A) MANAGEMENT OF MILD TO MODERATE TOXICITY
1) Treatment is symptomatic and supportive. Miglitol alone does not cause hypoglycemia; however, concomitant administration of miglitol and other antidiabetic agents (eg, insulin, sulfonylureas) may increase the risk of hypoglycemia. Monitor blood glucose frequently in these patients.
B) MANAGEMENT OF SEVERE TOXICITY
1) Treatment is symptomatic and supportive. Severe toxicity is not expected after overdose of miglitol. Correct any significant fluid and/or electrolyte abnormalities in patients with severe diarrhea. Miglitol alone does not cause hypoglycemia; however, concomitant administration of miglitol and other antidiabetic agents (eg, insulin, sulfonylureas) may increase the risk of hypoglycemia. Monitor blood glucose frequently in these patients. Refer to "SULFONYLUREA AND RELATED AGENTS" for specific treatment information.
C) DECONTAMINATION
1) PREHOSPITAL: Severe toxicity is not expected, GI decontamination is generally not indicated unless other more toxic co-ingestants are involved.
2) HOSPITAL: Severe toxicity is not expected, GI decontamination is generally not indicated unless other more toxic co-ingestants are involved.
D) AIRWAY MANAGEMENTS
1) Should not be required in these cases.
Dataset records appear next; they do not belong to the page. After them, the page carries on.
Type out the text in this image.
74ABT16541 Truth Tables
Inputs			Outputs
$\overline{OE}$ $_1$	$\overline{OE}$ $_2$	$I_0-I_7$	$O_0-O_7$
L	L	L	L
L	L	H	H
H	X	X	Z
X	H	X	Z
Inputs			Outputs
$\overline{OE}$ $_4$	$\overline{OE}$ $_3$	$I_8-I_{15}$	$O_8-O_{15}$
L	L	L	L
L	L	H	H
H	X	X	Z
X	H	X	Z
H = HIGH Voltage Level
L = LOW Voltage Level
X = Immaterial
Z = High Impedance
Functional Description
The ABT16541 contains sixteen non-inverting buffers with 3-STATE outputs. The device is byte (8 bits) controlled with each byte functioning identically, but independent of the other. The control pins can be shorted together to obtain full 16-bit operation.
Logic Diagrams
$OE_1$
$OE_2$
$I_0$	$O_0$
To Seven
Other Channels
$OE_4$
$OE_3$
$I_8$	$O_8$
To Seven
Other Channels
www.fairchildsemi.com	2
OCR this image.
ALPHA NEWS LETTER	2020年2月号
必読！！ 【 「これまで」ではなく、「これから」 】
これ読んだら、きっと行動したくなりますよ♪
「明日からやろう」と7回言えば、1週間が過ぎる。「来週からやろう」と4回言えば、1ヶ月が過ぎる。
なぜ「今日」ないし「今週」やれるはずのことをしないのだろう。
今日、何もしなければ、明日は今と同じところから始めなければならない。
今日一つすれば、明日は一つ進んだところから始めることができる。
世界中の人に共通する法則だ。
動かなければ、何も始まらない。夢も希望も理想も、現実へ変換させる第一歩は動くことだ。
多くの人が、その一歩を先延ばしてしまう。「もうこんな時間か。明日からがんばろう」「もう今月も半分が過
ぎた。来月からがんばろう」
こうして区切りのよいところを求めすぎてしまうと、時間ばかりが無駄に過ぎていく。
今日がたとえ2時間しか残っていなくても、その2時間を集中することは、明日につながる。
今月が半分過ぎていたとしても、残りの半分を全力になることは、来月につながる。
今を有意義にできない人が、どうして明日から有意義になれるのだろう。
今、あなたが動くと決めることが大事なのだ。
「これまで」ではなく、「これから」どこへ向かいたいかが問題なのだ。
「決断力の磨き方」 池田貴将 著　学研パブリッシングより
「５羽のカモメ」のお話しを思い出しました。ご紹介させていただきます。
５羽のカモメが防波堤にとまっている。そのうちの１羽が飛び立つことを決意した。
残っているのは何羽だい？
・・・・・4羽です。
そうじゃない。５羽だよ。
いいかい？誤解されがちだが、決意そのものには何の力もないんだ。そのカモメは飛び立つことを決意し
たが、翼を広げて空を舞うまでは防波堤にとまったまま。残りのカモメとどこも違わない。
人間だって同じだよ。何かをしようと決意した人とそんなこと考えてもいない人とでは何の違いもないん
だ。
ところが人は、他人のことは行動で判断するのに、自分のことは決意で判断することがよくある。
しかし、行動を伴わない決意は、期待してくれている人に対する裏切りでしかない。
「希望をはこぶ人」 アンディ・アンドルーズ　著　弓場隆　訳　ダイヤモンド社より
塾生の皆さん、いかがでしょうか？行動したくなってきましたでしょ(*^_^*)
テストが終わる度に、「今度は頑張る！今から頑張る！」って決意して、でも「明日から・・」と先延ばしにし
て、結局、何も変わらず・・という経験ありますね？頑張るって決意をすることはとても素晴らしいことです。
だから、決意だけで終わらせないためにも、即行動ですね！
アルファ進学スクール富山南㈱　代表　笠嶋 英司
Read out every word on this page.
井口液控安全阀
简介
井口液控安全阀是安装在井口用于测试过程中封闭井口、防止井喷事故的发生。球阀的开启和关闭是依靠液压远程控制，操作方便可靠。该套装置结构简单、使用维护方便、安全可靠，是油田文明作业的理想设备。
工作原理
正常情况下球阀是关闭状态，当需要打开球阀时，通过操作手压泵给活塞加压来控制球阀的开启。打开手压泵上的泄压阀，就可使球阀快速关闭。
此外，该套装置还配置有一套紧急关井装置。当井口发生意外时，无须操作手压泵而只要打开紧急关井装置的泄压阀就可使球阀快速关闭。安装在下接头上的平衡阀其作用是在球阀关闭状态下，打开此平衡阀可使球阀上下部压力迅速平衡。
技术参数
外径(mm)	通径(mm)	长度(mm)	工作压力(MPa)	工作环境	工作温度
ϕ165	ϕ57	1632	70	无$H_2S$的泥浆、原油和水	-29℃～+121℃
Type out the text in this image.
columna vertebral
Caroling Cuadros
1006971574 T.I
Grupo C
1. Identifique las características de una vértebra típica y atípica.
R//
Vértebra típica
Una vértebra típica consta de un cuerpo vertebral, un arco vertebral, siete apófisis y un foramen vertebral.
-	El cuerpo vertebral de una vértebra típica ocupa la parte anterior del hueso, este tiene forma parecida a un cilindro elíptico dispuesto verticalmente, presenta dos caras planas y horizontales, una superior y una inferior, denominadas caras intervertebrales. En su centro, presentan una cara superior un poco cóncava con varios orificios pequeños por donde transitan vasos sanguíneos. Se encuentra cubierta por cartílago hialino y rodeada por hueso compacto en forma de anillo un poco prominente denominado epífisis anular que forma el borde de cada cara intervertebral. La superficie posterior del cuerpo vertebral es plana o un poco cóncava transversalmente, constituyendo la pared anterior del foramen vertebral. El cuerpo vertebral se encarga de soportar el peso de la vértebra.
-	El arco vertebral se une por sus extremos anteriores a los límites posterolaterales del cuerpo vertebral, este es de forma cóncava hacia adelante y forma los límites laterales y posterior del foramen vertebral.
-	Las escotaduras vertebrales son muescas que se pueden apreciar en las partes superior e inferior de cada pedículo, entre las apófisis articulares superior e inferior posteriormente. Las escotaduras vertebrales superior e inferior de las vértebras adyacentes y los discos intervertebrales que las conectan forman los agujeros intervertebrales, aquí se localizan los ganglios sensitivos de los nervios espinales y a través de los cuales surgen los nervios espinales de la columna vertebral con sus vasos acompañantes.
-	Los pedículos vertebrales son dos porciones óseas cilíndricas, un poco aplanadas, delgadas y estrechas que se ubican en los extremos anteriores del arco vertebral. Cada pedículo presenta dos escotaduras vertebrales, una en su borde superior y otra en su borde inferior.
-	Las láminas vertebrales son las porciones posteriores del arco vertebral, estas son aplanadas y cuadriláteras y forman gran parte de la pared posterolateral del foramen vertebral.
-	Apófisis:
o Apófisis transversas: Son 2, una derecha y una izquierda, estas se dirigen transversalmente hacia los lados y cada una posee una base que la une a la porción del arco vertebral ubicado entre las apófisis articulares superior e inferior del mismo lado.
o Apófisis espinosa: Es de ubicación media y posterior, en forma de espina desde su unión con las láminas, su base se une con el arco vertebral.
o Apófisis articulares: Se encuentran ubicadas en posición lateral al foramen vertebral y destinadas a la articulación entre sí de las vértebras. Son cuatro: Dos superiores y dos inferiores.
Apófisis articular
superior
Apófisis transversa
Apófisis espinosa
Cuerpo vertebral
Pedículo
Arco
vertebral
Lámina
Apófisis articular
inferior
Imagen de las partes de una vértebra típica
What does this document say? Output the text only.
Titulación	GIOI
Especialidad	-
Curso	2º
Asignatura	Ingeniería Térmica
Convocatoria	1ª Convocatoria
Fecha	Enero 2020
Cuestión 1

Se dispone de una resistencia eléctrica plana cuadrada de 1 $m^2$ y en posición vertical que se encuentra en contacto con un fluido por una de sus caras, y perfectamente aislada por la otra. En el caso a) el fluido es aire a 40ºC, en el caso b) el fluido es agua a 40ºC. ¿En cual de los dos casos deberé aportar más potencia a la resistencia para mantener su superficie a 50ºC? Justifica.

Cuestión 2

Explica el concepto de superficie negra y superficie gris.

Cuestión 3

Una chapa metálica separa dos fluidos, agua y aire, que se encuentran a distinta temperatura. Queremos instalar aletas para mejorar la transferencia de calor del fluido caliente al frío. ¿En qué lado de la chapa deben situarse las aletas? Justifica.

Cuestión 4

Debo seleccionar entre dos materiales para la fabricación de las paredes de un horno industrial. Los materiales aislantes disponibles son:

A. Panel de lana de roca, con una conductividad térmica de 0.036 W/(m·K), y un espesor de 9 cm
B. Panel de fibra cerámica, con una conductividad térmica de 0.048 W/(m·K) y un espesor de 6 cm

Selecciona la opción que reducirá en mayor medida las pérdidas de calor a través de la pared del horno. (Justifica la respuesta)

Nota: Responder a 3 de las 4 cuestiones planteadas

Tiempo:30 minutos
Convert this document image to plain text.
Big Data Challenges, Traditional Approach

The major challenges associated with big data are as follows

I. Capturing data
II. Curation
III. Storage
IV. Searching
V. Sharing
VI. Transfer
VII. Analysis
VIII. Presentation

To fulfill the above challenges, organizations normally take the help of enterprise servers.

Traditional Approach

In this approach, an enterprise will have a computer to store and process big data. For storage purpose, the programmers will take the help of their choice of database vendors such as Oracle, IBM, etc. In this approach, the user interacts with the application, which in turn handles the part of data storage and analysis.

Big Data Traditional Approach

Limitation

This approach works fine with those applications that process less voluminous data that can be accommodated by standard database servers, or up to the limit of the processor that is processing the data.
COMBINATION OVERDOSE: The airway may need to be protected in patients with coma that persists after serum glucose correction.
E) ANTIDOTE
1) None.
F) HYPOGLYCEMIA
1) Miglitol alone does not cause hypoglycemia; however, concomitant administration of miglitol and other antidiabetic agents (eg, insulin, sulfonylureas) may increase the risk of hypoglycemia. Monitor blood glucose frequently in these patients. Intravenous dextrose will initially reverse hypoglycemia (if symptomatic or BS less 60 mg/dL; 50 mL of 50% dextrose in adults; in children 0.5 to 1 g/kg of 25% dextrose in water (D25W 2 to 4 mL/kg/dose)). Refer to "SULFONYLUREA AND RELATED AGENTS" for specific treatment information.
G) ENHANCED ELIMINATION
1) Severe toxicity is not expected therefore hemodialysis is not indicated. Miglitol has a protein binding of less than 4% and a volume of distribution of 0.18 L/kg (consistent with distribution primarily into the extracellular fluid). Theoretically, hemodialysis would be effective at clearing miglitol.
H) PATIENT DISPOSITION
1) HOME CRITERIA: A patient with an inadvertent exposure, that remains asymptomatic can be managed at home.
2) OBSERVATION CRITERIA: Patients with a deliberate overdose, and those who are symptomatic, need to be monitored for several hours to assess electrolyte and fluid balance and gastrointestinal function. Patients that remain asymptomatic can be discharged.
3) ADMISSION CRITERIA: Patients should be admitted for severe vomiting, profuse diarrhea, severe abdominal pain, dehydration, and electrolyte abnormalities.
4) CONSULT CRITERIA: Consult a poison center or medical toxicologist for assistance in managing patients with severe toxicity or in whom the diagnosis is not clear.
I) PITFALLS
1) When managing a suspected miglitol overdose, the possibility of a coingestant(s) should be considered. Clinical manifestations of hypoglycemia can easily be mistaken for intoxication with ethanol or other substances of abuse.
J) PHARMACOKINETICS
1) Miglitol absorption is saturable at high doses (25 mg is completely absorbed whereas a dose of 100 mg is only 50 to 70% absorbed). Protein binding: Minimal (less than 4%). Vd: 0.18 L/kg (consistent with distribution primarily into the extracellular fluid). In studies with humans and animals, miglitol was not metabolized. Elimination half-life: approximately 2 hours. Excretion: 95% of the dose was recovered in the urine within 24 hours following a 25-mg dose.
K) DIFFERENTIAL DIAGNOSIS
1) In cases of combination overdose, consider any condition that can cause hypoglycemia including sulfonylurea overdose, starvation, alcoholism, insulinoma, or sepsis.